Leadership within the brigade has also reflected that bridge between past and present. During the Afghanistan deployment, then-Colonel Benjamin J. Corell commanded the brigade with a focus on bringing his soldiers home—a responsibility he later described as the weightiest of his career. His own path, from commanding the Red Bulls in Afghanistan to eventually leading the Iowa National Guard as Adjutant General, mirrors the seriousness of the brigade’s mission and the tradition it carries. Other commanders who have led the brigade in recent years have continued that emphasis on readiness and stewardship, preparing the unit for modern requirements while remaining mindful of its inherited standards.

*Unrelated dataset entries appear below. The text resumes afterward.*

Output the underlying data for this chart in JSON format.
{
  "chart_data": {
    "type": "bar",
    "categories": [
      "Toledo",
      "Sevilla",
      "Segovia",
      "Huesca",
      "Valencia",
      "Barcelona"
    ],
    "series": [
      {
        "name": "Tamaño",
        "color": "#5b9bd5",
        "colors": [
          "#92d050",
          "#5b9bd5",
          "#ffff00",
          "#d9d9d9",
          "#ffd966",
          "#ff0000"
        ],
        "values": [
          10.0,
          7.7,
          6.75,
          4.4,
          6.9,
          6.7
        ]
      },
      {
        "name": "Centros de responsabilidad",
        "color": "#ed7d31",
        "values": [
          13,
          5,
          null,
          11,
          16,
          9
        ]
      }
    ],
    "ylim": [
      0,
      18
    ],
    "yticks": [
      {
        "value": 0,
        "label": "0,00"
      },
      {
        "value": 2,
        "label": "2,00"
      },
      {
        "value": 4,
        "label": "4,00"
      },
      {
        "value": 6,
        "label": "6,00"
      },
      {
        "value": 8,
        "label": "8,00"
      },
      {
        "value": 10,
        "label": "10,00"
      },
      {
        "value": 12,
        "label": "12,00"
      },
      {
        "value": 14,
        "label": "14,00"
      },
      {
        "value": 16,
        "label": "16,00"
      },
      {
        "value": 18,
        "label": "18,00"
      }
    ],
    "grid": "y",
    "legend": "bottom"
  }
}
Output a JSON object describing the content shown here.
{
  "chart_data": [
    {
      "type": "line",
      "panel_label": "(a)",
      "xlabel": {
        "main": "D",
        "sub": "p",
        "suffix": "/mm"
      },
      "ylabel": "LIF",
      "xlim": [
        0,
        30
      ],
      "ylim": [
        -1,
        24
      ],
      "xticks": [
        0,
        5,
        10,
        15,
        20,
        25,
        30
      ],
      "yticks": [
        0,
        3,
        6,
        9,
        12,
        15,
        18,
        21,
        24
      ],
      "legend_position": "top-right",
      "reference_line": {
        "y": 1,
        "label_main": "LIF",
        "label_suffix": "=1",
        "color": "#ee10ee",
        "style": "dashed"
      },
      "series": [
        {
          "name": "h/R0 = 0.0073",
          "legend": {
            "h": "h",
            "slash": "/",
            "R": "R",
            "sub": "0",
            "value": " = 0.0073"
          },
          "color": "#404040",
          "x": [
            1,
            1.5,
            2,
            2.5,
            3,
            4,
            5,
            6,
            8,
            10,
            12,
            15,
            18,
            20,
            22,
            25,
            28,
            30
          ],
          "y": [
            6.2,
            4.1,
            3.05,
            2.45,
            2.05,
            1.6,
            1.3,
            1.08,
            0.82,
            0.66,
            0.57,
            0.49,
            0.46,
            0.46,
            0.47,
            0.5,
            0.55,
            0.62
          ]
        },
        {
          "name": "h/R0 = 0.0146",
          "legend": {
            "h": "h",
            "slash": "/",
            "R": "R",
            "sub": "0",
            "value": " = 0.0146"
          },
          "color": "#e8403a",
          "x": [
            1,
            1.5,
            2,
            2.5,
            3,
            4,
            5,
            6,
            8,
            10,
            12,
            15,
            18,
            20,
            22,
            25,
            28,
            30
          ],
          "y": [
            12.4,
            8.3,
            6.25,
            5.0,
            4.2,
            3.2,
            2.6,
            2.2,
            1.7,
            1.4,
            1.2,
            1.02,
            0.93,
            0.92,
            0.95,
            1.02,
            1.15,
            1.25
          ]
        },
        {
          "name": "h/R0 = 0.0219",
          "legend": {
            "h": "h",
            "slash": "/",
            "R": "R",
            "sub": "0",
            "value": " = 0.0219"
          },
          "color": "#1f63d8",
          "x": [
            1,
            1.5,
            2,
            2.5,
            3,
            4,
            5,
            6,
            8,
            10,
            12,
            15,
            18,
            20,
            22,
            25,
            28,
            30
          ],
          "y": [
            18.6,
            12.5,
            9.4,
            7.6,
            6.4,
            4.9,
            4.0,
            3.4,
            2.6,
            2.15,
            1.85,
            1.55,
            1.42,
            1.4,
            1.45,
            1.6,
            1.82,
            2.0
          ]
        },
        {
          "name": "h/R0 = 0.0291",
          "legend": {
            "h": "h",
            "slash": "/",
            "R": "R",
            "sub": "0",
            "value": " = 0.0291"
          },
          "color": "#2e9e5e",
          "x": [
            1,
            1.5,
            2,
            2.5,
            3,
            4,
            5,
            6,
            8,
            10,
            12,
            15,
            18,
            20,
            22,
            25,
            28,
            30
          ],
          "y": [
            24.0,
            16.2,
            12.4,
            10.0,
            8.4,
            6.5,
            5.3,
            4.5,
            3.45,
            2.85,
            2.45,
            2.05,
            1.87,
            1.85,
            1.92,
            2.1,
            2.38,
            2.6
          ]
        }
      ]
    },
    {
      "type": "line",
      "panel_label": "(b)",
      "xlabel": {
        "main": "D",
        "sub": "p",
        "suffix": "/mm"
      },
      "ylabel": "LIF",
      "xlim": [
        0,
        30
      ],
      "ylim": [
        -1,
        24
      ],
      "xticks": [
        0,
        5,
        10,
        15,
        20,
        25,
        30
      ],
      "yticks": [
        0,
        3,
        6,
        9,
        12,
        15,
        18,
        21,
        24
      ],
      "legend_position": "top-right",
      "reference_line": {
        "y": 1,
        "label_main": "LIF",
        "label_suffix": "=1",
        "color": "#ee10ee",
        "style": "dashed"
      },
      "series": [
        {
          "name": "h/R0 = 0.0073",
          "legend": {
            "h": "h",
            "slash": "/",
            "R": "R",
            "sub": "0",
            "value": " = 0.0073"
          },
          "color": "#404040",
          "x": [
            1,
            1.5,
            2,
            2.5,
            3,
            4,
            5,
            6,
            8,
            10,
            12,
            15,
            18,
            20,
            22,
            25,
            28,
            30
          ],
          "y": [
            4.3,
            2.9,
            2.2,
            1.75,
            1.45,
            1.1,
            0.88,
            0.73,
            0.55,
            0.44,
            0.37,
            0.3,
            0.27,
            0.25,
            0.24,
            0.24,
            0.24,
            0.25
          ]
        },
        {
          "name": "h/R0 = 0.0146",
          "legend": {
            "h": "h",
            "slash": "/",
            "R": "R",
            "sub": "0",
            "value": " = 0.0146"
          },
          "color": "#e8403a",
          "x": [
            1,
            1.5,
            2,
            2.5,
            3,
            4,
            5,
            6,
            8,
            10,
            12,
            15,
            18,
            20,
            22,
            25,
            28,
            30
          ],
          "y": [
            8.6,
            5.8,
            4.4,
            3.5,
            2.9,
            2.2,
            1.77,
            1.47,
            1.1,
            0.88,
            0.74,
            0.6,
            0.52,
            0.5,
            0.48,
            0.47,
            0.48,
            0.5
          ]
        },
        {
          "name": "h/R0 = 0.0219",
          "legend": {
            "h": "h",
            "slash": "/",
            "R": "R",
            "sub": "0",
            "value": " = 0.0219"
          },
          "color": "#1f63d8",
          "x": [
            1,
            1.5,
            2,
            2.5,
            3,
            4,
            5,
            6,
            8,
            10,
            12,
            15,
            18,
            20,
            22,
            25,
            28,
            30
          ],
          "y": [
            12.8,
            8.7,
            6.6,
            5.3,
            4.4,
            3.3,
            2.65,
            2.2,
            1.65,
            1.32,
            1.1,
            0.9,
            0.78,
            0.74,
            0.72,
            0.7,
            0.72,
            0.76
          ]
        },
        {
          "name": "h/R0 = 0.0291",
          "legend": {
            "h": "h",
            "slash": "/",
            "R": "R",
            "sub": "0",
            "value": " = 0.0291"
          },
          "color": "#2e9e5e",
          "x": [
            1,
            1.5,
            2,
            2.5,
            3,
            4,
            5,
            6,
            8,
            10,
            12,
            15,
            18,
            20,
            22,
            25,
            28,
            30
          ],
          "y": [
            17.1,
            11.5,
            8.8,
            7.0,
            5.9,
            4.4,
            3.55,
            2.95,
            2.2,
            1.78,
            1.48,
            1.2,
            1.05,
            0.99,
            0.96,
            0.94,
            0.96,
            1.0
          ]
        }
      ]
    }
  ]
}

Today’s 2/34 IBCT: Leaders and Continuity
The story of the 2/34 IBCT is best understood not as a sequence of reorganizations or designations, but as a long thread stretching from the rocky slopes of Italy to the valleys of eastern Afghanistan. In both eras, Red Bulls have faced complex enemies, unforgiving terrain and the burden of knowing that success or failure had real consequences for the people living in the conflict zones around them. Whether fighting their way toward Rome or sitting with Afghan elders in a newly established council meeting, the soldiers of the 34th Division have been asked to do more than simply fight—they have been asked to shape conditions for something better.
That is the continuity worth honoring. The men and women who serve today stand in the same tradition as those who wore the patch before them: citizen-soldiers who step forward when called, who train hard, who deploy without fanfare, and who return to their communities carrying experiences that most Americans will never fully understand. Their contribution is not confined to a single deployment or a single decade. It is part of a heritage that defines the Red Bull name, and one that continues to be earned with each generation.